GENETICS: Protein Reverses Chromatin Engineering
Researchers have discovered an enzyme that plays an important role in controlling which genes will be turned on or off at any given time in a cell. The elusive enzyme, whose presence in cells was suspected for decades but not proven, came to light for the first time in the laboratory of Yang Shi. The findings appear in Cell online and in the Dec. 29 print edition. The enzyme, a histone demethylase, removes methyl groups appended to histone proteins that associate with DNA to form the nuclear chromatin structure and regulate gene activity. The molecule could potentially reverse over-methylation of some histones, which leads to aberrant gene expression and cancer.
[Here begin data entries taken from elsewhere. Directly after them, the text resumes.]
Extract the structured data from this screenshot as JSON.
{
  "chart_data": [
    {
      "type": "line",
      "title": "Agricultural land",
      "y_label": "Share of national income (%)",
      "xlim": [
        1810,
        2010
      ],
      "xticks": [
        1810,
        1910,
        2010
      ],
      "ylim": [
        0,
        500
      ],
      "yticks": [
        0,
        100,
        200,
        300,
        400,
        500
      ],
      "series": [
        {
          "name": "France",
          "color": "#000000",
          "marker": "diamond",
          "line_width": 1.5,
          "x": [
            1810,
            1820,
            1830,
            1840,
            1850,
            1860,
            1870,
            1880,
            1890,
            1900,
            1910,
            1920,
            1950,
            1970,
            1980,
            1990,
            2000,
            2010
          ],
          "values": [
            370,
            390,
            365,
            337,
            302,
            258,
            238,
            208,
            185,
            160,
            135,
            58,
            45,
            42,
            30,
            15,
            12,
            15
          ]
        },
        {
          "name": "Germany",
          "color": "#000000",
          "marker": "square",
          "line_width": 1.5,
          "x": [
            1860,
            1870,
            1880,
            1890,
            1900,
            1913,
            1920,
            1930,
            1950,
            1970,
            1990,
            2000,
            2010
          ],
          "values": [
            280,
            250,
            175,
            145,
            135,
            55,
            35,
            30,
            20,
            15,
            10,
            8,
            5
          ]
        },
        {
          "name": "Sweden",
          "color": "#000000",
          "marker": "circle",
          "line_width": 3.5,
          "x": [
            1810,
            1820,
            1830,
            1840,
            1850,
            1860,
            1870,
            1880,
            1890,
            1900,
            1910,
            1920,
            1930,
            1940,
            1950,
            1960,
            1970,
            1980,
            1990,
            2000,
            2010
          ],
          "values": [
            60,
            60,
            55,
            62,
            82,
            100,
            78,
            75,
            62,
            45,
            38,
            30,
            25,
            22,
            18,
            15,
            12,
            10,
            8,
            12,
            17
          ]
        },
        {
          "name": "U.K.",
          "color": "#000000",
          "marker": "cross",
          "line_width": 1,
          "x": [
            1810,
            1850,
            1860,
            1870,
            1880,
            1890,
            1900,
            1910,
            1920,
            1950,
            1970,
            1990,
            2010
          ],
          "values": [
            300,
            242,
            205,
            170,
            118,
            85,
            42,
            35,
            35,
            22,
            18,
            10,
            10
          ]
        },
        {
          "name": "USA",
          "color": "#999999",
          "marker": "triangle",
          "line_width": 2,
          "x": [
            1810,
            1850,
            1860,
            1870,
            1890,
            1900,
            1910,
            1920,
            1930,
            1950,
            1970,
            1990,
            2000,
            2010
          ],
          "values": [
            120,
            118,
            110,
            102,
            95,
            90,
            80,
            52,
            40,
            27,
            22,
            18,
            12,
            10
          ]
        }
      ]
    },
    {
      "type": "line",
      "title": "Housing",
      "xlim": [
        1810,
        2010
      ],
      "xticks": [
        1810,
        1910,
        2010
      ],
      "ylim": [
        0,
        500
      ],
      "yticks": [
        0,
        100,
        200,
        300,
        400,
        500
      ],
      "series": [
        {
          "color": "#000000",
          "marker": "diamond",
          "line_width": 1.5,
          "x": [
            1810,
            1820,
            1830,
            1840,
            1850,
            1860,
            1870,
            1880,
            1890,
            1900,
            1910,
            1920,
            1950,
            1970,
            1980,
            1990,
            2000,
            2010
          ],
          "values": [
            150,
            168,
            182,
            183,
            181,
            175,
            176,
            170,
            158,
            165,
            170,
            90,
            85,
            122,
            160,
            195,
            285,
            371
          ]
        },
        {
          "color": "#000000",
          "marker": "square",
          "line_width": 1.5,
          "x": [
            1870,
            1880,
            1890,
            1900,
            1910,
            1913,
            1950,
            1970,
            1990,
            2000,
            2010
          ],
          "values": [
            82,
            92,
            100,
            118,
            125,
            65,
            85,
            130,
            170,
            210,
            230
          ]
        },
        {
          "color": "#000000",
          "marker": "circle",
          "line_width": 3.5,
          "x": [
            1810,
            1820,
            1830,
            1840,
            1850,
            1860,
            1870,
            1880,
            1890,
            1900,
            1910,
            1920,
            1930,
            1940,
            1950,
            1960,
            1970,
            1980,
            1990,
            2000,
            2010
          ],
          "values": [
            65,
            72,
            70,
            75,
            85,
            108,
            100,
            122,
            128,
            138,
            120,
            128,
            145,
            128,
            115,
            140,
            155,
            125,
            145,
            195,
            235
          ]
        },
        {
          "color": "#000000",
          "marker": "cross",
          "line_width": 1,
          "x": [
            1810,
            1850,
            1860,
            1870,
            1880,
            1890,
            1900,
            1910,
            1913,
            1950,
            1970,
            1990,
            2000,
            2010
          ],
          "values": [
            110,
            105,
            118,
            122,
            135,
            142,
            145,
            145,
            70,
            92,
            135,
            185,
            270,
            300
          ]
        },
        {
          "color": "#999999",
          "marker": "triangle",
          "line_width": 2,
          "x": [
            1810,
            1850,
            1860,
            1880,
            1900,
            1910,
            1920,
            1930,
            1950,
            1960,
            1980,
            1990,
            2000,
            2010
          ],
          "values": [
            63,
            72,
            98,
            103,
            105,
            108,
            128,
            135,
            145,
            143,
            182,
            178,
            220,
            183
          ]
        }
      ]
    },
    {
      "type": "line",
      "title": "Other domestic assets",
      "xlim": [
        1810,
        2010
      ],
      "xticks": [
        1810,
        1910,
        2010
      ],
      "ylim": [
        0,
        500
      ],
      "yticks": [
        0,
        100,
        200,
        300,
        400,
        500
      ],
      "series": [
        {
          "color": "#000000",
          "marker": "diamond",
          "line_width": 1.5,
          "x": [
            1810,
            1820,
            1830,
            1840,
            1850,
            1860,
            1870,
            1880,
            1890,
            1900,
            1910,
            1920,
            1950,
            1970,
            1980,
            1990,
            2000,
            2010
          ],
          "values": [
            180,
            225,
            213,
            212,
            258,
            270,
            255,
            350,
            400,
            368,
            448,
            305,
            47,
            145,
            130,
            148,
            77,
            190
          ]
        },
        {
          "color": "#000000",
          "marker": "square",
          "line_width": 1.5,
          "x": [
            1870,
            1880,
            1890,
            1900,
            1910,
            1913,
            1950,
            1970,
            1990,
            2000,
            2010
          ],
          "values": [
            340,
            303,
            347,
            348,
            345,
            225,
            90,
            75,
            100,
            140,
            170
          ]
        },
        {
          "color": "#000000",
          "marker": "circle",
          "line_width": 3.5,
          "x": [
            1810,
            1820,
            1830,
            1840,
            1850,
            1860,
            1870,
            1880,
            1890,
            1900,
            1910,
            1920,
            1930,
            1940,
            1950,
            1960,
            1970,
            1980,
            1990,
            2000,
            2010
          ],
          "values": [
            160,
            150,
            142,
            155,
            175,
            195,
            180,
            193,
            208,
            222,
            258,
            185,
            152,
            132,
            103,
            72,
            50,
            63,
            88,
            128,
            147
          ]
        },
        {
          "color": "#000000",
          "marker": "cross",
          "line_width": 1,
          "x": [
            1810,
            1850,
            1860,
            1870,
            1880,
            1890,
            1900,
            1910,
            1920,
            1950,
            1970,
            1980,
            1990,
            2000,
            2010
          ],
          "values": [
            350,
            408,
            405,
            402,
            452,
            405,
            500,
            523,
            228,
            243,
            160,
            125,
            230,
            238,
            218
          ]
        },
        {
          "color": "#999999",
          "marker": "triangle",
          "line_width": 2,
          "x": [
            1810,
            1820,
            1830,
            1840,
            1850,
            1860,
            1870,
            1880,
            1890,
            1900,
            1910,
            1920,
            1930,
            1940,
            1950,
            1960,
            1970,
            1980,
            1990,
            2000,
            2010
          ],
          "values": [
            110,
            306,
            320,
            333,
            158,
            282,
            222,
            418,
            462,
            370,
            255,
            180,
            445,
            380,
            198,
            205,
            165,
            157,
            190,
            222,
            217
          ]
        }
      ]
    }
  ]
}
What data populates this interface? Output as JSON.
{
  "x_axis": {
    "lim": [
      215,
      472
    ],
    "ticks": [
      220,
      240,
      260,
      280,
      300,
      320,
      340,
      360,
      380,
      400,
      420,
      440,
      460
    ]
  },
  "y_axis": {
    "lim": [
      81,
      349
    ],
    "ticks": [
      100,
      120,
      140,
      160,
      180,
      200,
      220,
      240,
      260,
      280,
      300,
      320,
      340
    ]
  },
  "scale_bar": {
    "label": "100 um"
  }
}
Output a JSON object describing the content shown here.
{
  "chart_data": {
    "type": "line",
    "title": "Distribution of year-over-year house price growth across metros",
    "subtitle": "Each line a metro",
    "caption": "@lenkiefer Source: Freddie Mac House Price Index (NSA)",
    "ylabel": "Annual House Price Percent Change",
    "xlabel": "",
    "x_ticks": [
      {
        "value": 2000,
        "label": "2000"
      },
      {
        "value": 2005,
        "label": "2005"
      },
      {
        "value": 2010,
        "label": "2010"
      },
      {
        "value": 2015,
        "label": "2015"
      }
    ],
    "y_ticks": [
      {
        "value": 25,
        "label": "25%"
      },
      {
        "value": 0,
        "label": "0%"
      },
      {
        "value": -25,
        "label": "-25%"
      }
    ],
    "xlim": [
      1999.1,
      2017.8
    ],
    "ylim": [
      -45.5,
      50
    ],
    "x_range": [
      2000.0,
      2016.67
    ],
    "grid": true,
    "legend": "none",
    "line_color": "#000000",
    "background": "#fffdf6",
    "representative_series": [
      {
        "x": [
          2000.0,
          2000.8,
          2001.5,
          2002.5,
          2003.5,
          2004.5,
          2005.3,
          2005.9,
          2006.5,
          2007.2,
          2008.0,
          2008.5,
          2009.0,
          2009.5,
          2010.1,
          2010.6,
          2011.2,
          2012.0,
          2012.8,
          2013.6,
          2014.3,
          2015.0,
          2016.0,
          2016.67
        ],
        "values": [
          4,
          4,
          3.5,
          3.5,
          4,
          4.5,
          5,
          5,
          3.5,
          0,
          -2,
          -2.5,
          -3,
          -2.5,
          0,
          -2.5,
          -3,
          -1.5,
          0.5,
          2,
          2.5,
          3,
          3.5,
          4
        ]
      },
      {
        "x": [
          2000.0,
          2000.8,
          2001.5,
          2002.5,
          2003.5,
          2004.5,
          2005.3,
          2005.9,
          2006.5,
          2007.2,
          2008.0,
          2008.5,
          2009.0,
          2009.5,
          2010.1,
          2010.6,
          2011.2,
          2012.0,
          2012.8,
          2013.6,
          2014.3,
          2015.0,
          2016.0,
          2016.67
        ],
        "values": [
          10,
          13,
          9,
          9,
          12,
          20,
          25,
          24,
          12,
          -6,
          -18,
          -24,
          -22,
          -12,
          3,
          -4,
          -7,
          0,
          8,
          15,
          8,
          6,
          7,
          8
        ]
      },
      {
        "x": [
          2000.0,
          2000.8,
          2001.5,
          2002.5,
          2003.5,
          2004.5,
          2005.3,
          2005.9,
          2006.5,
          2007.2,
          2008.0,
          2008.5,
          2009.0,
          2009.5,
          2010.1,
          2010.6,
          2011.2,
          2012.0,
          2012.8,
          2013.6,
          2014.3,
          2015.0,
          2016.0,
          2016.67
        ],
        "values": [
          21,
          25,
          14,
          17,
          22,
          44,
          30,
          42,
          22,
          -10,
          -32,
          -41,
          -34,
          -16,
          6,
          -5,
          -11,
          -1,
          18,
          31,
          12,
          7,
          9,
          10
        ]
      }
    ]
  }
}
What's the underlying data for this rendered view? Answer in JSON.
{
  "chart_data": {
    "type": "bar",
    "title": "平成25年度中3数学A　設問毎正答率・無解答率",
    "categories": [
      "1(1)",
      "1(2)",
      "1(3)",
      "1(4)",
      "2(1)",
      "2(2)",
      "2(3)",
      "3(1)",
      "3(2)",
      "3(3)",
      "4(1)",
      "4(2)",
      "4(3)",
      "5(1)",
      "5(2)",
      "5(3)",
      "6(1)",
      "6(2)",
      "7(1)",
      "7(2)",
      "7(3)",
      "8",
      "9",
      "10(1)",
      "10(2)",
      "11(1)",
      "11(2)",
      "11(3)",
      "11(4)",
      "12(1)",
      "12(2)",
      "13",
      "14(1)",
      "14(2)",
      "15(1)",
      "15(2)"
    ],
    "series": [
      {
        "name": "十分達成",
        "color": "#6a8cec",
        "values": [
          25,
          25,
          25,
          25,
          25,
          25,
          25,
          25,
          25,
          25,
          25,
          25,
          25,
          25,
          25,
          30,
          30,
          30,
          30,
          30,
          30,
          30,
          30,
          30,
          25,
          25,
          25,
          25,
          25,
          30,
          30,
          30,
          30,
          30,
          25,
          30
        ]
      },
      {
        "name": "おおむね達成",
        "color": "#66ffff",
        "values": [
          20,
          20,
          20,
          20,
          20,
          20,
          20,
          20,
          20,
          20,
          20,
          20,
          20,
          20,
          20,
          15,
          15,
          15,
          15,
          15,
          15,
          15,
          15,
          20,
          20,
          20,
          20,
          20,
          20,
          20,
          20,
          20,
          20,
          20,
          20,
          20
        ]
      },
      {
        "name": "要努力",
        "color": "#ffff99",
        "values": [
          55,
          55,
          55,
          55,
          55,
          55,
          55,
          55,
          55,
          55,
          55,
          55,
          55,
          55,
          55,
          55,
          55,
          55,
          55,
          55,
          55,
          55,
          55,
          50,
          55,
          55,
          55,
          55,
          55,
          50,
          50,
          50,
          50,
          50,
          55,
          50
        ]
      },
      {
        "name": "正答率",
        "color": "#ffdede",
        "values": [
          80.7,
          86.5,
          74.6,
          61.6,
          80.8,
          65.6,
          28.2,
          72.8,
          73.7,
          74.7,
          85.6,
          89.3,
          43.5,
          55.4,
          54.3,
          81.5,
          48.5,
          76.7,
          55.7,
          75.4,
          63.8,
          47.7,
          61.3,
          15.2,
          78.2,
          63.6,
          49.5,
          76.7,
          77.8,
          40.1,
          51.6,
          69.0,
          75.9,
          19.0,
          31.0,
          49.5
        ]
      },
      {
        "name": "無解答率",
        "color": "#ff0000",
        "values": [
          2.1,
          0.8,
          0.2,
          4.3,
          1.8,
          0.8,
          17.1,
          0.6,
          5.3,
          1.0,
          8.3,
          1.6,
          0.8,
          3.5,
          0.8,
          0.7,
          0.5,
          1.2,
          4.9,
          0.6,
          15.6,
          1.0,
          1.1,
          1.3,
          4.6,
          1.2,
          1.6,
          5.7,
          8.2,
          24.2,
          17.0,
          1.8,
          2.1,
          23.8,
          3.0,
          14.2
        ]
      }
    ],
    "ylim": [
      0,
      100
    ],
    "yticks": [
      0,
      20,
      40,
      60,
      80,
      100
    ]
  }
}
BIOLOGICAL CHEMISTRY: Molecule Implicated in Transcription Termination
Termination of transcription, the synthesis of messenger RNA from DNA, has puzzled scientists for years. Unlike the translation of RNA into protein, which ends once ribosomes hit stop codons, there are no stop signals for the transcriptional enzyme RNA polymerase II. In the Nov. 25 Nature, Stephen Buratowski and colleagues show that transcription termination in yeast occurs after recruitment of several proteins, including the ribonuclease Rat1, to the C-terminal domain of the RNA polymerase. This happens after the finishing steps in mRNA synthesis have cut the nucleic acid, exposing the uncapped (and therefore unprotected) head of a trailing RNA strand. Termination occurs, according to the model, because Rat1, which can digest the leftover RNA faster than it is being made, catches up to the catalytic domain of the polymerase, at which point the entire complex separates from the DNA, ceasing transcription.

STRUCTURAL BIOLOGY: DNA Splicing Enzyme Observed in Action
Somehow, people have trillions of perfect copies of their original chromosomes, one set for each cell. Now, researchers have discovered the shape of the molecule that puts the final touches on replicating chromosomes in dividing cells by patching together loose ends of DNA. The enzyme looks like a doughnut, report John Pascal (left), Tom Ellenberger, and colleagues in the Nov. 25 Nature. The paper represents the first X-ray crystal structure of a ligase bound to DNA.